Люди шли по разсѣлинѣ, и потому долго не были видны. Они показались сразу, съ бумажными фонарями, прыгавшими въ травѣ, какъ громадные свѣтляки. Съ шумнымъ говоромъ толпа абиссинскихъ ашкеровъ наполнила террасу. Шесть рослыхъ галласовъ принесли альгу. На нее осторожно положили мистера Стайнлея и понесли въ гору. За ними шли Мантыкъ и Коля, позабывшій и страхи и усталость и теперь озабоченный положеніемъ мистера Стайнлея.
«Шумъ» Минабеллы принялъ горячее участіе въ американца. Для него очистили лучшую хижину. «Шумъ», старый солдатъ, видавшій виды, осторожно раздѣлъ мистера Стайнлея и осмотрѣлъ его рану. Ее омыли и кое-какъ забинтовали. Мистеръ Стайнлей слегка стоналъ, но не приходилъ въ себя. Онъ, видно, много потерялъ крови.
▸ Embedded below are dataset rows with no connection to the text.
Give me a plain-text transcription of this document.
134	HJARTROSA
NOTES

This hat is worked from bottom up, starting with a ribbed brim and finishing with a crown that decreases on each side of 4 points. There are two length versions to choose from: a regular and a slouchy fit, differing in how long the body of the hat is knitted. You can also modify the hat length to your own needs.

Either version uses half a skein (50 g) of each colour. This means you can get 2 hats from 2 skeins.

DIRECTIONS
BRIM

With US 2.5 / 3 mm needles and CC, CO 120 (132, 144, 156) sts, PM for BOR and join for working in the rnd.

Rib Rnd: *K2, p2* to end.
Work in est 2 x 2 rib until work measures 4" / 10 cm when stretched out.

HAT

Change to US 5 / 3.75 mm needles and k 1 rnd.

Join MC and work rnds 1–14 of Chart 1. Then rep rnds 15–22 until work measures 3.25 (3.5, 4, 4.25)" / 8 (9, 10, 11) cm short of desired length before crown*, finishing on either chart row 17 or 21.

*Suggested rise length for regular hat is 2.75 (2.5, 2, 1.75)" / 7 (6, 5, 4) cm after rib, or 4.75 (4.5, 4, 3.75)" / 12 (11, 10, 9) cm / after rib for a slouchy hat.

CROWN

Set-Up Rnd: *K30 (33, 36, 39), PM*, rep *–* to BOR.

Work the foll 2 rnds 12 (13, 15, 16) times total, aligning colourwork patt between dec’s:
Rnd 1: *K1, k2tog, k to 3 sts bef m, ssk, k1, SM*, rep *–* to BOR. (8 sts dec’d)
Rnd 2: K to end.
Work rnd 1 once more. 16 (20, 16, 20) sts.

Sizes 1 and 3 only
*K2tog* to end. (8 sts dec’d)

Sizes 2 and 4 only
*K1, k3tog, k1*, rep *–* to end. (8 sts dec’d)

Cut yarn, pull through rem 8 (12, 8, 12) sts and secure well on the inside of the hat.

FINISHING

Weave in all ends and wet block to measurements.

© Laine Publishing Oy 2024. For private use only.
— Рана, — сказалъ «шумъ», обращаясь къ Мантыку и Колѣ — не отъ когтей или зубовъ звѣря. Рана нанесена ножомъ. И намъ надо узнать, кто осмѣлился въ пустынѣ напасть на бѣлаго? Какъ очутился онъ тамъ? Что онъ тамъ дѣлалъ?.. Почему на немъ нѣтъ никакого оружія? Это все важно знать для Афанегуса… Ибо пустыня не европейскій городъ. Въ ней нельзя безнаказанно убить человѣка. Я попрошу васъ остаться пока въ деревнѣ и ждать рѣшенія негуса.
«Шумъ» отправилъ молодого баламбараса съ ашкерами на то мѣсто, гдѣ былъ найденъ мистеръ Стайнлей, другого пожилого ашкера отправилъ съ бумагой въ Гадабурка къ геразмачу Банти, съ просьбою по телефону переговорить съ Аддисъ-Абебой и получить оттуда указанія. Колю и Мантыка допросили каждаго отдѣльно, кто они и что дѣлаютъ въ Абиссиніи.
Про Мантыка «шумъ» уже слышалъ, да и видѣлъ его нѣсколько дней тому назадъ, когда Мантыкъ былъ въ Минабеллѣ, слышалъ «шумъ» и про Инглезовъ. Къ Мантыку онъ отнесся исключительно хорошо, какъ къ храброму охотнику на львовъ и оставилъ его на свободѣ, Колю же попросилъ не отлучаться изъ хижины, которую отвелъ для него и на просьбу Коли быть при мистерѣ Стайнлеѣ, такъ какъ никто не говорить, кромѣ него, по-англійски, отвѣтилъ рѣшительнымъ отказомъ.
Такъ прошелъ для Коли томительный день въ грязной, полной блохъ, абиссинской хижинѣ. Два ашкера съ ружьями сидѣли у входа въ хижину. Это были «забанья» — часовые. Коля не придавалъ этому значенія. Совѣсть его была чиста. Это была формальность. Вѣроятно, допросятъ мистера Брамбля, узнаютъ, что Коля его слуга и Колю отпустятъ.